Nel prossimo mese di novembre le sale cinematografiche accoglieranno un lungamente atteso sequel cinematografico: “Il Gladiatore 2“. L’opera è la continuazione del film epico diretto da Ridley Scott nel lontano 2000, che vedeva Russell Crowe nelle vesti del generale Massimo Decimo Meridio. Adesso, il trailer ha rivelato che il protagonista principale sarà Lucio, interpretato da Paul Mescal, figlio di Lucilla e nipote di Commodo.
UNA LUNGA GESTAZIONE CON VARIE TRAME SCARTATE
La gestazione di questo sequel è stata lunghissima, partendo dai tempi del successo del primo film, che incassò oltre 400 milioni di dollari in tutto il mondo. Già nel 2001 si cominciarono a progettare un seguito, ma nel corso degli anni molte sceneggiature non hanno mai visto la luce. Alcune di esse, va detto, erano decisamente surreali.
LO SFOGLIO DELLE SCENEGGIATURE E LE SFIDE CREATIVE
La sfida principale per il team era rappresentata dalla morte del protagonista nel finale del primo film. Tuttavia, Ridley Scott e il suo team non si sono mai arresi e hanno provato a inserire elementi sovrannaturali per giustificare il ritorno di Massimo in vita.

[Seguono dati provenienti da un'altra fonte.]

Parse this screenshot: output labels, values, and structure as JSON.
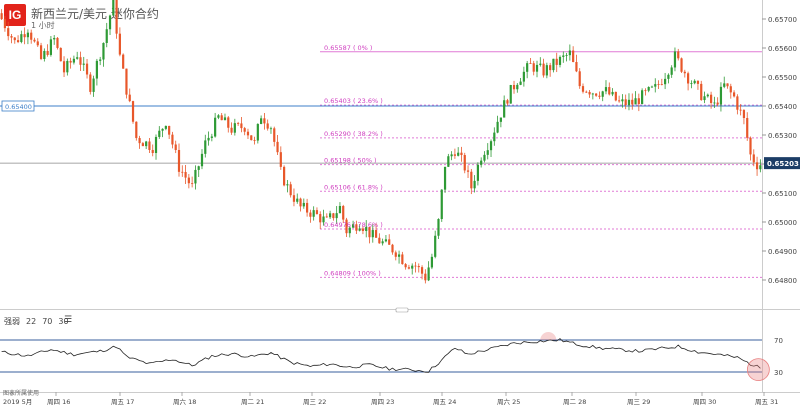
{
  "header": {
    "logo_text": "IG",
    "instrument_title": "新西兰元/美元 迷你合约",
    "interval": "1 小时"
  },
  "watermark": "图表所属使用",
  "indicator": {
    "name": "强弱",
    "params": [
      "22",
      "70",
      "30"
    ],
    "menu_icon": "hamburger-icon"
  },
  "price_axis": {
    "labels": [
      "0.65700",
      "0.65600",
      "0.65500",
      "0.65400",
      "0.65300",
      "0.65200",
      "0.65100",
      "0.65000",
      "0.64900",
      "0.64800"
    ],
    "current_price": "0.65203"
  },
  "crosshair_label": "0.65400",
  "fibonacci_levels": [
    {
      "label": "0.65587 ( 0% )",
      "price": 0.65587
    },
    {
      "label": "0.65403 ( 23.6% )",
      "price": 0.65403
    },
    {
      "label": "0.65290 ( 38.2% )",
      "price": 0.6529
    },
    {
      "label": "0.65198 ( 50% )",
      "price": 0.65198
    },
    {
      "label": "0.65106 ( 61.8% )",
      "price": 0.65106
    },
    {
      "label": "0.64976 ( 78.6% )",
      "price": 0.64976
    },
    {
      "label": "0.64809 ( 100% )",
      "price": 0.64809
    }
  ],
  "rsi_axis": {
    "labels": [
      "70",
      "30"
    ]
  },
  "time_axis": {
    "labels": [
      "2019 5月",
      "周四 16",
      "周五 17",
      "周六 18",
      "周二 21",
      "周三 22",
      "周四 23",
      "周五 24",
      "周六 25",
      "周二 28",
      "周三 29",
      "周四 30",
      "周五 31"
    ]
  },
  "chart_data": {
    "type": "candlestick",
    "instrument": "新西兰元/美元 迷你合约",
    "interval": "1 小时",
    "ylim": [
      0.6475,
      0.6575
    ],
    "current_price": 0.65203,
    "crosshair_price": 0.654,
    "fibonacci": [
      {
        "ratio": "0%",
        "price": 0.65587
      },
      {
        "ratio": "23.6%",
        "price": 0.65403
      },
      {
        "ratio": "38.2%",
        "price": 0.6529
      },
      {
        "ratio": "50%",
        "price": 0.65198
      },
      {
        "ratio": "61.8%",
        "price": 0.65106
      },
      {
        "ratio": "78.6%",
        "price": 0.64976
      },
      {
        "ratio": "100%",
        "price": 0.64809
      }
    ],
    "price_path": [
      [
        0,
        0.6572
      ],
      [
        5,
        0.6562
      ],
      [
        9,
        0.6567
      ],
      [
        13,
        0.6556
      ],
      [
        17,
        0.6563
      ],
      [
        20,
        0.6552
      ],
      [
        24,
        0.6558
      ],
      [
        28,
        0.6547
      ],
      [
        32,
        0.6562
      ],
      [
        35,
        0.6576
      ],
      [
        37,
        0.6557
      ],
      [
        42,
        0.6529
      ],
      [
        47,
        0.6526
      ],
      [
        51,
        0.6535
      ],
      [
        55,
        0.6519
      ],
      [
        59,
        0.6512
      ],
      [
        63,
        0.6527
      ],
      [
        67,
        0.6536
      ],
      [
        71,
        0.6532
      ],
      [
        75,
        0.6533
      ],
      [
        78,
        0.6527
      ],
      [
        80,
        0.6537
      ],
      [
        83,
        0.6533
      ],
      [
        86,
        0.6517
      ],
      [
        88,
        0.6512
      ],
      [
        92,
        0.6505
      ],
      [
        96,
        0.6503
      ],
      [
        100,
        0.65
      ],
      [
        104,
        0.6505
      ],
      [
        106,
        0.6497
      ],
      [
        110,
        0.65
      ],
      [
        114,
        0.6495
      ],
      [
        118,
        0.6492
      ],
      [
        121,
        0.649
      ],
      [
        124,
        0.6486
      ],
      [
        127,
        0.6485
      ],
      [
        130,
        0.6481
      ],
      [
        132,
        0.6488
      ],
      [
        134,
        0.65
      ],
      [
        136,
        0.652
      ],
      [
        139,
        0.6525
      ],
      [
        142,
        0.6519
      ],
      [
        144,
        0.6512
      ],
      [
        147,
        0.6523
      ],
      [
        150,
        0.6529
      ],
      [
        152,
        0.6535
      ],
      [
        155,
        0.6543
      ],
      [
        158,
        0.6549
      ],
      [
        162,
        0.6554
      ],
      [
        166,
        0.6552
      ],
      [
        170,
        0.6555
      ],
      [
        174,
        0.6558
      ],
      [
        177,
        0.6547
      ],
      [
        181,
        0.6545
      ],
      [
        185,
        0.6545
      ],
      [
        189,
        0.6541
      ],
      [
        193,
        0.6541
      ],
      [
        197,
        0.6544
      ],
      [
        200,
        0.6546
      ],
      [
        203,
        0.6551
      ],
      [
        206,
        0.6557
      ],
      [
        210,
        0.655
      ],
      [
        214,
        0.6544
      ],
      [
        218,
        0.654
      ],
      [
        221,
        0.6547
      ],
      [
        224,
        0.6543
      ],
      [
        227,
        0.6535
      ],
      [
        229,
        0.6523
      ],
      [
        231,
        0.652
      ]
    ],
    "rsi": {
      "period": 22,
      "upper": 70,
      "lower": 30,
      "path": [
        [
          0,
          55
        ],
        [
          8,
          50
        ],
        [
          15,
          58
        ],
        [
          22,
          52
        ],
        [
          30,
          56
        ],
        [
          35,
          62
        ],
        [
          38,
          49
        ],
        [
          45,
          40
        ],
        [
          52,
          46
        ],
        [
          58,
          38
        ],
        [
          64,
          50
        ],
        [
          70,
          53
        ],
        [
          76,
          49
        ],
        [
          82,
          54
        ],
        [
          88,
          42
        ],
        [
          94,
          37
        ],
        [
          100,
          40
        ],
        [
          106,
          36
        ],
        [
          112,
          39
        ],
        [
          118,
          34
        ],
        [
          124,
          33
        ],
        [
          130,
          31
        ],
        [
          134,
          45
        ],
        [
          138,
          60
        ],
        [
          142,
          52
        ],
        [
          146,
          56
        ],
        [
          150,
          60
        ],
        [
          156,
          66
        ],
        [
          162,
          68
        ],
        [
          170,
          70
        ],
        [
          176,
          64
        ],
        [
          182,
          60
        ],
        [
          188,
          58
        ],
        [
          194,
          56
        ],
        [
          200,
          59
        ],
        [
          206,
          62
        ],
        [
          212,
          55
        ],
        [
          218,
          52
        ],
        [
          224,
          48
        ],
        [
          228,
          40
        ],
        [
          231,
          35
        ]
      ]
    },
    "time_labels": [
      "2019 5月",
      "周四 16",
      "周五 17",
      "周六 18",
      "周二 21",
      "周三 22",
      "周四 23",
      "周五 24",
      "周六 25",
      "周二 28",
      "周三 29",
      "周四 30",
      "周五 31"
    ]
  },
  "colors": {
    "up": "#2e9a35",
    "down": "#e8572a",
    "fib_solid": "#e07ad6",
    "fib_dotted": "#e07ad6",
    "fib_text": "#d040c0",
    "crosshair": "#3c7fc8",
    "current_line": "#888888",
    "current_tag_bg": "#1c3d66",
    "rsi_line": "#222222",
    "rsi_bound": "#3a5f9e",
    "rsi_circle": "#e88080"
  }
}
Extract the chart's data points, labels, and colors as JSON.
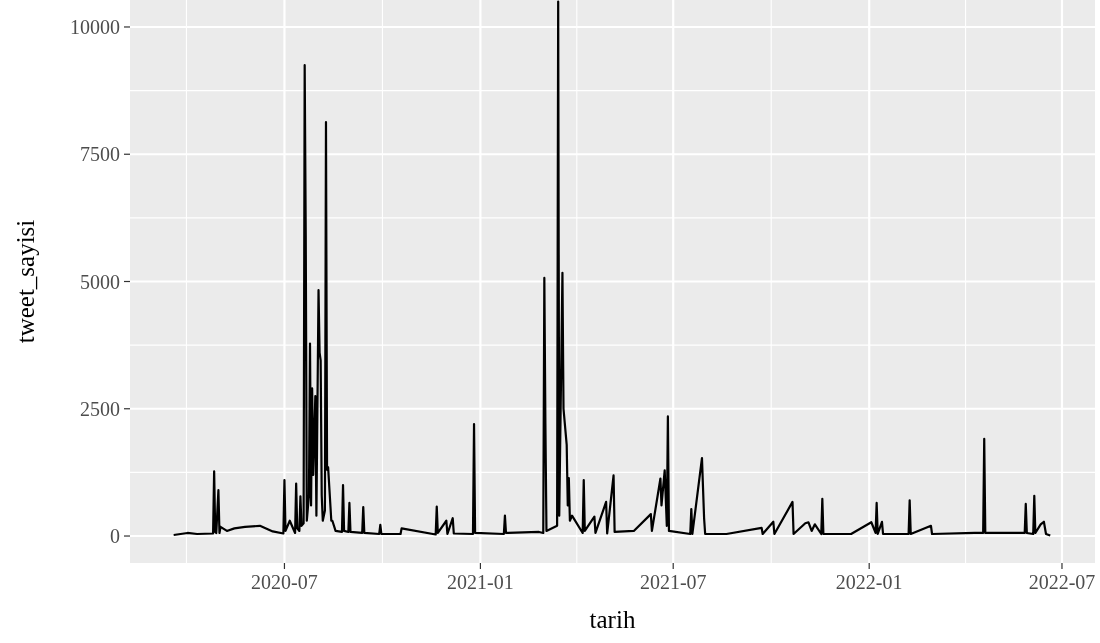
{
  "chart_data": {
    "type": "line",
    "xlabel": "tarih",
    "ylabel": "tweet_sayisi",
    "xlim": [
      "2020-02-07",
      "2022-08-01"
    ],
    "xticks": [
      {
        "value": "2020-07-01",
        "label": "2020-07"
      },
      {
        "value": "2021-01-01",
        "label": "2021-01"
      },
      {
        "value": "2021-07-01",
        "label": "2021-07"
      },
      {
        "value": "2022-01-01",
        "label": "2022-01"
      },
      {
        "value": "2022-07-01",
        "label": "2022-07"
      }
    ],
    "ylim": [
      -530,
      10530
    ],
    "yticks": [
      0,
      2500,
      5000,
      7500,
      10000
    ],
    "grid": true,
    "line_style": "solid",
    "marker": "none",
    "series": [
      {
        "color": "#000000",
        "x": [
          "2020-03-19",
          "2020-04-01",
          "2020-04-10",
          "2020-04-25",
          "2020-04-26",
          "2020-04-27",
          "2020-04-28",
          "2020-04-30",
          "2020-05-01",
          "2020-05-02",
          "2020-05-08",
          "2020-05-15",
          "2020-05-25",
          "2020-06-08",
          "2020-06-20",
          "2020-06-30",
          "2020-07-01",
          "2020-07-02",
          "2020-07-06",
          "2020-07-11",
          "2020-07-12",
          "2020-07-13",
          "2020-07-15",
          "2020-07-16",
          "2020-07-17",
          "2020-07-19",
          "2020-07-20",
          "2020-07-21",
          "2020-07-22",
          "2020-07-24",
          "2020-07-25",
          "2020-07-26",
          "2020-07-27",
          "2020-07-28",
          "2020-07-30",
          "2020-07-31",
          "2020-08-02",
          "2020-08-03",
          "2020-08-04",
          "2020-08-05",
          "2020-08-06",
          "2020-08-08",
          "2020-08-09",
          "2020-08-10",
          "2020-08-11",
          "2020-08-14",
          "2020-08-15",
          "2020-08-18",
          "2020-08-24",
          "2020-08-25",
          "2020-08-26",
          "2020-08-30",
          "2020-08-31",
          "2020-09-01",
          "2020-09-12",
          "2020-09-13",
          "2020-09-14",
          "2020-09-28",
          "2020-09-29",
          "2020-09-30",
          "2020-10-18",
          "2020-10-19",
          "2020-11-20",
          "2020-11-21",
          "2020-11-22",
          "2020-11-30",
          "2020-12-01",
          "2020-12-06",
          "2020-12-07",
          "2020-12-25",
          "2020-12-26",
          "2020-12-27",
          "2021-01-23",
          "2021-01-24",
          "2021-01-25",
          "2021-02-25",
          "2021-03-01",
          "2021-03-02",
          "2021-03-03",
          "2021-03-04",
          "2021-03-14",
          "2021-03-15",
          "2021-03-16",
          "2021-03-19",
          "2021-03-20",
          "2021-03-23",
          "2021-03-24",
          "2021-03-25",
          "2021-03-26",
          "2021-03-28",
          "2021-04-07",
          "2021-04-08",
          "2021-04-09",
          "2021-04-18",
          "2021-04-19",
          "2021-04-29",
          "2021-04-30",
          "2021-05-06",
          "2021-05-07",
          "2021-05-25",
          "2021-06-10",
          "2021-06-11",
          "2021-06-19",
          "2021-06-20",
          "2021-06-23",
          "2021-06-25",
          "2021-06-26",
          "2021-06-27",
          "2021-07-17",
          "2021-07-18",
          "2021-07-19",
          "2021-07-28",
          "2021-07-30",
          "2021-07-31",
          "2021-08-20",
          "2021-09-22",
          "2021-09-23",
          "2021-10-03",
          "2021-10-04",
          "2021-10-21",
          "2021-10-22",
          "2021-11-02",
          "2021-11-05",
          "2021-11-08",
          "2021-11-11",
          "2021-11-17",
          "2021-11-18",
          "2021-11-19",
          "2021-12-15",
          "2022-01-03",
          "2022-01-07",
          "2022-01-08",
          "2022-01-09",
          "2022-01-13",
          "2022-01-14",
          "2022-02-07",
          "2022-02-08",
          "2022-02-09",
          "2022-02-28",
          "2022-03-01",
          "2022-04-10",
          "2022-04-18",
          "2022-04-19",
          "2022-04-20",
          "2022-05-10",
          "2022-05-27",
          "2022-05-28",
          "2022-05-29",
          "2022-06-04",
          "2022-06-05",
          "2022-06-06",
          "2022-06-11",
          "2022-06-14",
          "2022-06-16",
          "2022-06-20"
        ],
        "values": [
          20,
          60,
          40,
          50,
          1270,
          80,
          60,
          900,
          60,
          180,
          100,
          150,
          180,
          200,
          90,
          50,
          1100,
          100,
          300,
          60,
          1030,
          150,
          100,
          780,
          200,
          250,
          9250,
          5900,
          300,
          800,
          3780,
          600,
          2900,
          1200,
          2750,
          400,
          4830,
          3600,
          3450,
          800,
          300,
          500,
          8130,
          1300,
          1350,
          300,
          300,
          100,
          80,
          1000,
          100,
          80,
          650,
          80,
          60,
          570,
          60,
          40,
          220,
          40,
          40,
          150,
          30,
          580,
          60,
          300,
          40,
          350,
          50,
          40,
          2200,
          60,
          40,
          400,
          60,
          80,
          60,
          5070,
          2200,
          100,
          200,
          10500,
          400,
          5170,
          2500,
          1790,
          600,
          1140,
          300,
          400,
          60,
          1100,
          100,
          380,
          60,
          670,
          50,
          1190,
          80,
          100,
          430,
          100,
          1130,
          600,
          1290,
          200,
          2350,
          100,
          40,
          530,
          40,
          1530,
          350,
          40,
          40,
          160,
          40,
          280,
          40,
          670,
          40,
          250,
          270,
          100,
          230,
          40,
          730,
          40,
          40,
          270,
          60,
          650,
          40,
          280,
          40,
          40,
          700,
          40,
          200,
          40,
          60,
          60,
          1910,
          60,
          60,
          60,
          630,
          60,
          40,
          790,
          60,
          230,
          280,
          40,
          10
        ]
      }
    ]
  }
}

IDEE STRABILANTI E SCARTATE: QUANDO LA SFERA SUPERNATURALE SI SCONTRAVA CON LA STORIA
Una delle idee più particolari, del 2006, prevedeva Massimo sull’orlo del passaggio nell’aldilà, bloccato da Caronte, il traghettatore degli inferi. Tuttavia, una trasformazione in un guerriero morente avrebbe dovuto aprirgli un varco per il ritorno in vita. Una trama che, nonostante la sua originalità, non ha convinto i produttori.
LA PROPOSTA PIÙ AUDACE E LA REAZIONE DI RUSSELL CROWE
Nel 2009, Nick Cave propose un’idea assurda: Massimo avrebbe dovuto dare la caccia e uccidere nientemeno che… Gesù Cristo. Una storia che partiva dal purgatorio, con una missione divina che portava il gladiatore a condannare l’umanità a un ciclo infinito di guerre e violenza. Una trama che suscitò una netta reazione da parte di Russell Crowe, che respinse l’idea con fermezza.
POSSIBILE REAZIONE DEL PUBBLICO: RISATE, STUPORE O SORPRESA?
Di fronte a queste varie proposte per “Il Gladiatore 2“, la domanda sorge spontanea: quale sarà la reazione del pubblico di fronte a un film così atteso e, allo stesso tempo, così controverso? La risposta sarà svelata solo quando le luci del cinema si abbasseranno e lo schermo si accenderà con la prima proiezione del nuovo e speranzoso capitolo di questa saga epica.